С некоторых пор Юлия замечала в отце странные, тревожные перемены в сторону нетерпеливой, почти болезненной самоуверенности, но впервые теперь расслышала в его голосе нотки того властного, порою раздражительного высокомерия, с какого и начинается, видимо, мания величия; по счастью, источник его, хоть и непроверенный пока, совсем иначе раскрылся в тот же вечер попозже.

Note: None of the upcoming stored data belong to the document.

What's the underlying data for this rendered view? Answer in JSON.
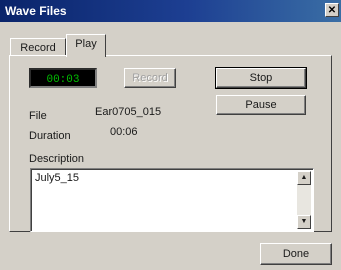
{
  "window": {
    "title": "Wave Files",
    "close_glyph": "✕"
  },
  "tabs": [
    {
      "label": "Record",
      "selected": false
    },
    {
      "label": "Play",
      "selected": true
    }
  ],
  "play": {
    "timer": "00:03",
    "buttons": {
      "record": "Record",
      "stop": "Stop",
      "pause": "Pause"
    },
    "file_label": "File",
    "file_value": "Ear0705_015",
    "duration_label": "Duration",
    "duration_value": "00:06",
    "description_label": "Description",
    "description_value": "July5_15"
  },
  "scroll": {
    "up_icon": "▲",
    "down_icon": "▼"
  },
  "footer": {
    "done_label": "Done"
  },
  "colors": {
    "titlebar": "#0a246a",
    "timer_bg": "#000000",
    "timer_fg": "#00c000",
    "face": "#d4d0c8"
  }
}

Одновременно приходило на ум, сколько позволяла судить примирительная, местами льстивая тактика председателя, что, наряду с самыми жесткими директивами сверху, в запасе у него, на аварийный случай, имелись и другие, прямо противоположные.
— У меня как раз имеется вопрос... — гибко, как ни в чем не бывало, снова включился он. — В груде поступивших к нам писем, наряду с восхищением и благодарностью, мы наткнулись на тревожный сигнал от некоего Расторгуева из Калуги, где указывается... впрочем, цитирую по тексту! — Он помычал, ища в документе нужную строку. — Вот он пишет, что, «находясь в цирке на вечернем представлении двадцатого марта текущего года совместно с товарищем, тоже командировочным, оба они стали свидетелями, как артист Бамба, не покидая арены, снял запотевшие от духоты очки со старушки, сидевшей рядом ниже, на галерке же, и после протирки воротил их на прежнее место, что не совсем согласуется с передовым марксистским мировоззрением...». Автор высказывает законную тревогу насчет юношества, способного извлечь отсюда неправильные выводы. Комиссия рассчитывает получить авторитетное разъяснение...
Взглядом, обращенным в потолок, Дюрсо призвал к состраданию сперва небо правосудное, потом собственную дочь, с пристальным интересом следившую за сменяющимися фазами отцовского преображения.
— Он, что же, снизу так и дотянулся до старухи? Не припоминаю такого случая... — как бы через силу отозвался старик. — Но положим даже так, все равно не вижу состава преступления. — А что, сделать небольшую yслугу пожилой женщине, возможно, заслуженной пенсионерке гражданской войны, у них в Калуге считаетсянехорошо? Нет, абсолютно не помню, но... чего он собственно хочет, пособия или чего?
— В корреспонденции выражено желание получить научное разъяснение, согласитесь, несколько странного факта.
— Простите, а вы лично этого не смогли? Если вам известно как передовому человеку, что факты образуются из окружающей обстановки, то вот и запросите у вашего корреспондента возраст, образование... ну, и плюс к тому сколько чего было у них перед тем выпито в забегаловке! — И, беззвучно, подивясь нерасторопности, судя по внешности, высокооплачиваемого чиновника, сдержанно предложил, если недоумения калужского Расторгуева исчерпываются перечисленным, перейти к вещам более серьезным наконец.